This week we have been looking at touch-points for a few of our clients. This is something that marketing departments in large organisations are very aware of but it often gets completely overlooked for smaller businesses. Traditionally a business would have interaction with its customers through specific physical communications, these include visiting a store, phone calls, SMS, emails and fax. As the internet has provided more and more ways to connect with customers we can add to this Social Media, Online Chat, Video Conference calls and many more.
The trouble is that although we are ultimately aware that we have an opportunity to influence customers with all of these messages, often businesses fail to plan what they are going to say and when. So here are some tips for managing you customer experience and making the most of your ‘touchpoint’ opportunities.
1) Customer Lifecyle
Where are they in the buying / ownership cycle? Have they only just realised that they have a ‘need’ for what you offer or are they already researching the alternatives and short-listing their options? Are they aware of your company / brand or do you still need to gain their trust? Have they purchased from you before or recently? How can you keep them engaged and interested during the ownership and review stages? This diagram from Oracle is a great tool for starting to think about each of the difference stages in the customer life-cycle and what your opportunities are to communicate with them throughout the process.
2) Stand in Your Own Queues
In other words try to experience your marketing and sales process from the point of view of your customer. What messages and communications are you sending out along the way? What opportunities are you missing to get customers to interact with your brand.
3) Offer as many methods of communication as you can.
Some people prefer Social Media as a form of communication and would much rather interact with your brand on Facebook or Twitter than by being called on the phone, however others might not use the internet at all and prefer to receive a phone call or letter. There are a number of social media sites and other communication channels to choose from now and different customers will prefer different channels so it is important to have a strong presence on the sites that you have identified are used by your core customers.
4) Lurk and Monitor
Make sure you are aware of the opportunities you have to create touch points with new and potential customers. Look for related keywords in their content that give you an opportunity to interact with them.

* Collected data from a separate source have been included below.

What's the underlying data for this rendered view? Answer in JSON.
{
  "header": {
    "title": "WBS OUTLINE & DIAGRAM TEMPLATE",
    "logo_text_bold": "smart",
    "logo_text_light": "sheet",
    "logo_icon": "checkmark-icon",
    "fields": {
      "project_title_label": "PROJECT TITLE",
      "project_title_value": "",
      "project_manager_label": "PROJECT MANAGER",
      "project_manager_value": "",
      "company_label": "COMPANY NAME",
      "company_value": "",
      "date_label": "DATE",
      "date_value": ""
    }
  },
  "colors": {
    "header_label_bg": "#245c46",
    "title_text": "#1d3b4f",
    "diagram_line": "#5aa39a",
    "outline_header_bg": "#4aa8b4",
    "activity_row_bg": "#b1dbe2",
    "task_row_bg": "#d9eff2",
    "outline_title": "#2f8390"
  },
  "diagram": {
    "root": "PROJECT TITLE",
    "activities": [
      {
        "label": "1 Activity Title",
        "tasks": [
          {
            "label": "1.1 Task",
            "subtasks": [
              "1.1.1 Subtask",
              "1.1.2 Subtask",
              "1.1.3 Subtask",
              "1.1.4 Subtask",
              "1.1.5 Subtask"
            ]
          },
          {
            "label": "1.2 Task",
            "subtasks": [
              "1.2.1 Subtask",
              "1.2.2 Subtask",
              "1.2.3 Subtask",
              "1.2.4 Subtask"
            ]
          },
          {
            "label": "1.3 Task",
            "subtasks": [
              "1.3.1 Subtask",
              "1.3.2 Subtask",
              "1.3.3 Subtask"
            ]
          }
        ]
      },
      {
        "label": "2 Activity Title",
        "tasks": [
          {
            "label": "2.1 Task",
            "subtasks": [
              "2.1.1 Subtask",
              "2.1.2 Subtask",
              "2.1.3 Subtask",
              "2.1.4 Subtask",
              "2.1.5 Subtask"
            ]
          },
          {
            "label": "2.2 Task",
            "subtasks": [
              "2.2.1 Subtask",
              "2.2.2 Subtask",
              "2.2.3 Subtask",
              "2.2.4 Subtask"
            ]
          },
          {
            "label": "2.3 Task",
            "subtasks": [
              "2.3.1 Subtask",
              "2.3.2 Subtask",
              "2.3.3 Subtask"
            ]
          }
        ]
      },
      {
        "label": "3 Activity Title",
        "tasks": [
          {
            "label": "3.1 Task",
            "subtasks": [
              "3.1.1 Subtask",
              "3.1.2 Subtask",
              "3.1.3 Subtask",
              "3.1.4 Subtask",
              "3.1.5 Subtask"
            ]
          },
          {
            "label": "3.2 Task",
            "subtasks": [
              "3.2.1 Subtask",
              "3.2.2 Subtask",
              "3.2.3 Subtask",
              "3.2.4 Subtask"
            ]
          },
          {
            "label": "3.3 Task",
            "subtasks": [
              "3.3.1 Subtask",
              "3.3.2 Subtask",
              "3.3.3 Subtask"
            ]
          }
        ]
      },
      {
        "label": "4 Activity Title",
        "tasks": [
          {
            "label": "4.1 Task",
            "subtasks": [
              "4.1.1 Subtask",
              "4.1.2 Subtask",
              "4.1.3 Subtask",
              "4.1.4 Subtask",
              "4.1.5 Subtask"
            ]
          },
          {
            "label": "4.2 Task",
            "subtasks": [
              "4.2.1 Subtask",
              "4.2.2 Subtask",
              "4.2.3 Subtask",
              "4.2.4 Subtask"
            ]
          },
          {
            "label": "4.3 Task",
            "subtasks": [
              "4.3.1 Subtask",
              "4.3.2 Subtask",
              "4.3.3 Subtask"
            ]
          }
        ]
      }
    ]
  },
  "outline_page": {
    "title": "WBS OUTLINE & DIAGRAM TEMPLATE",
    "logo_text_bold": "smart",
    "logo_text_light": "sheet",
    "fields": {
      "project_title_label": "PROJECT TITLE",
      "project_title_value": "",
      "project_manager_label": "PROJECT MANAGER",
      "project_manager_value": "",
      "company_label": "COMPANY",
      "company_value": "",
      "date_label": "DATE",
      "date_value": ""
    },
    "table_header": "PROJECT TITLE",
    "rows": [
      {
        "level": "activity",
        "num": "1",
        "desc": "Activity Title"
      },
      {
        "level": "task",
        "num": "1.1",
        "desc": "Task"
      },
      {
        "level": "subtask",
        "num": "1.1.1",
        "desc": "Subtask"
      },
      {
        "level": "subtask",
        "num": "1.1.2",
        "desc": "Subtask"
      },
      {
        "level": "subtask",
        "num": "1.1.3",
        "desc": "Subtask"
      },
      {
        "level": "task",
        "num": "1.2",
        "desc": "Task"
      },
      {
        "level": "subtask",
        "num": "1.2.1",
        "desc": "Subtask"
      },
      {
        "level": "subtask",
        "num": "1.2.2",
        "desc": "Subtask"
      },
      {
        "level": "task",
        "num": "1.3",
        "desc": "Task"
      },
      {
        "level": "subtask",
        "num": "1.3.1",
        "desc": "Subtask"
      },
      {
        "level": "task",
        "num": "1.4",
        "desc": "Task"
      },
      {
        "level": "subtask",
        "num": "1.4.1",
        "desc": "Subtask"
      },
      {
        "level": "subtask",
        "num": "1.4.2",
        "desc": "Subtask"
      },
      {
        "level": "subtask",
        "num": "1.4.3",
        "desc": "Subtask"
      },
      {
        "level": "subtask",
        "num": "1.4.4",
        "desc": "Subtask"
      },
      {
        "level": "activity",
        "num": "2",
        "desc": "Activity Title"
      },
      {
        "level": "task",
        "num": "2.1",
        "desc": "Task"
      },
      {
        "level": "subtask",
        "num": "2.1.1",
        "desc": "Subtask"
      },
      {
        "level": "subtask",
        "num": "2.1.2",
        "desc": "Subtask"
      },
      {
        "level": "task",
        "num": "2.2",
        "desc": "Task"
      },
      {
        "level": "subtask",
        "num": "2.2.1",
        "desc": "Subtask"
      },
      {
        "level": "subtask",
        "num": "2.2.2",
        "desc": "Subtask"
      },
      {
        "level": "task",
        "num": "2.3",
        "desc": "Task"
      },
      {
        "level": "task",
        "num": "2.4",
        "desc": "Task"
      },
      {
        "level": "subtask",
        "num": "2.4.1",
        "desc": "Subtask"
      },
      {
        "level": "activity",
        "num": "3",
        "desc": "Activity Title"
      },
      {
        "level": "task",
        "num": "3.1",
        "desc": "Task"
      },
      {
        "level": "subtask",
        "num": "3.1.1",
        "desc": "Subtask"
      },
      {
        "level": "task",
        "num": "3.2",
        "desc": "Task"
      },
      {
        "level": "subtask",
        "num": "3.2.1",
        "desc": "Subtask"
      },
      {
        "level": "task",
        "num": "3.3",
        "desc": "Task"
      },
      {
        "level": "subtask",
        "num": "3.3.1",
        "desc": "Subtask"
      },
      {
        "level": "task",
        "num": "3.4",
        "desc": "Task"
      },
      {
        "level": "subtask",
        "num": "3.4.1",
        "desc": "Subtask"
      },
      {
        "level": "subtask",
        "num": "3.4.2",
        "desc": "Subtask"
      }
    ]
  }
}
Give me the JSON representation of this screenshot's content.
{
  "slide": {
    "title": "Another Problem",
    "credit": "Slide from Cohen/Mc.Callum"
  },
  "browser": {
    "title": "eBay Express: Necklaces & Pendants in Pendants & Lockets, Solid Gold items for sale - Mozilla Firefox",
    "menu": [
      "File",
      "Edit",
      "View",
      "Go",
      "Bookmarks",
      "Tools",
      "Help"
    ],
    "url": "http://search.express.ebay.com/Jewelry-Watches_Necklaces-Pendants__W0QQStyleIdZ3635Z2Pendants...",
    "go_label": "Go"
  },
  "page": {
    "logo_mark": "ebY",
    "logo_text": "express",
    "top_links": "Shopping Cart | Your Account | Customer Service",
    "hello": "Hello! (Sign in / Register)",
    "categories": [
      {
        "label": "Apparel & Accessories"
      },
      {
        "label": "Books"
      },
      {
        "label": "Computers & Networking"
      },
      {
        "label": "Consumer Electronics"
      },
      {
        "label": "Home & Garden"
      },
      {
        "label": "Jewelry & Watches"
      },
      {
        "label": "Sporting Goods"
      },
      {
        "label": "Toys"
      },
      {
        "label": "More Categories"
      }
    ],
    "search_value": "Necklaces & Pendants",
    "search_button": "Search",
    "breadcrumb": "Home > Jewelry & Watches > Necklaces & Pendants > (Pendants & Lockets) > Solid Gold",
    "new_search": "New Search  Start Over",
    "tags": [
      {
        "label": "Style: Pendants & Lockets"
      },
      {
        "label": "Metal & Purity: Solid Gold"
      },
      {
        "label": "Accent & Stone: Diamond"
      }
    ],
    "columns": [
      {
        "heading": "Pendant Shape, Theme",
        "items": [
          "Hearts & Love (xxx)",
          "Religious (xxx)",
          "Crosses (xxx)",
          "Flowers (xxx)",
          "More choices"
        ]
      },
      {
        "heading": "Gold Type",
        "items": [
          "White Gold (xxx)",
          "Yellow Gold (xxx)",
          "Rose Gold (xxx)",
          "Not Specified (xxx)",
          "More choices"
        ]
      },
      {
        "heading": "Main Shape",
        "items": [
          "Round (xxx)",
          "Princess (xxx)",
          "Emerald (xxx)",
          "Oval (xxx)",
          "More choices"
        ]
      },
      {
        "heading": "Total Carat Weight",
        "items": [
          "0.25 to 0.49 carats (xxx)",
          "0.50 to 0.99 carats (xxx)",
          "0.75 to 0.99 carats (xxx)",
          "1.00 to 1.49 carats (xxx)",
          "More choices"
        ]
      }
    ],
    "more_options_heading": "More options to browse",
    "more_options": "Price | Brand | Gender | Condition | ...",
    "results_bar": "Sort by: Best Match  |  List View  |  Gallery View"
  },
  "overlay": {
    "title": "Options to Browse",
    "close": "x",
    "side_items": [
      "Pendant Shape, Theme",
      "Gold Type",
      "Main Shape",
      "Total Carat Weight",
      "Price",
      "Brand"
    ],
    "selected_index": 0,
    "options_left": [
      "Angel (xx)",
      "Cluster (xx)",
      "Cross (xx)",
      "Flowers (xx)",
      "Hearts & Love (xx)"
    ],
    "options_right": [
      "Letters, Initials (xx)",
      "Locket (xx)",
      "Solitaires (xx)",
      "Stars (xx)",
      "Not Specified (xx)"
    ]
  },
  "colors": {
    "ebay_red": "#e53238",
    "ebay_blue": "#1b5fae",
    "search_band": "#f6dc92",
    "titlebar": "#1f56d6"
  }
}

5) Collect Contact Information – And Use It!
Wherever possible try to collect contact information so that you can get in touch with customers again later. Don’t forget to send your email marketing newsletters regularly enough so that customers don’t forget you but not too often that they are annoying or intrusive. Email addresses are additionally useful as they not only allow you send direct marketing messages but if the address is also linked to a social media profile you can track the customer across more than one platform.
5) Track and Measure
Collect as much data as you can about the touchpoints you have with customers. Use online mail tools such as MailChimp to track information on which customers clicked which linked, who forwarded your messages and who just deleted them without reading. Collect data on your Social Media activities, direct conversations with customers and any interactions they have with the brand or retailer. Online ad tools like Facebook and Twitter Ads often also provide you with code to add to your site so that you can start to target customers with adverts based on their browsing history (ever wonder why that item you viewed on Amazon last week is suddenly in every ad on every website you visit? – it obviously not coincidence!).
6) Maintain your brand identity
Make sure that the customer receives the same level of service at every point of interaction with your brand. They need to feel that they can trust your company and providing a consistent experience is key to ensuring they continue to return. Here is a link to an article about how Apple do this: http://www.forbes.com/sites/michellegreenwald/2014/05/21/20-ways-apple-masters-customer-touchpoints-why-its-great-for-business/3/
The most important thing to remember is that to improve and sustain your customer service levels you need to understand them. Map out your customer journey and the points at which you have an opportunity to engage, influence, inspire or delight them and then do it continually and consistently.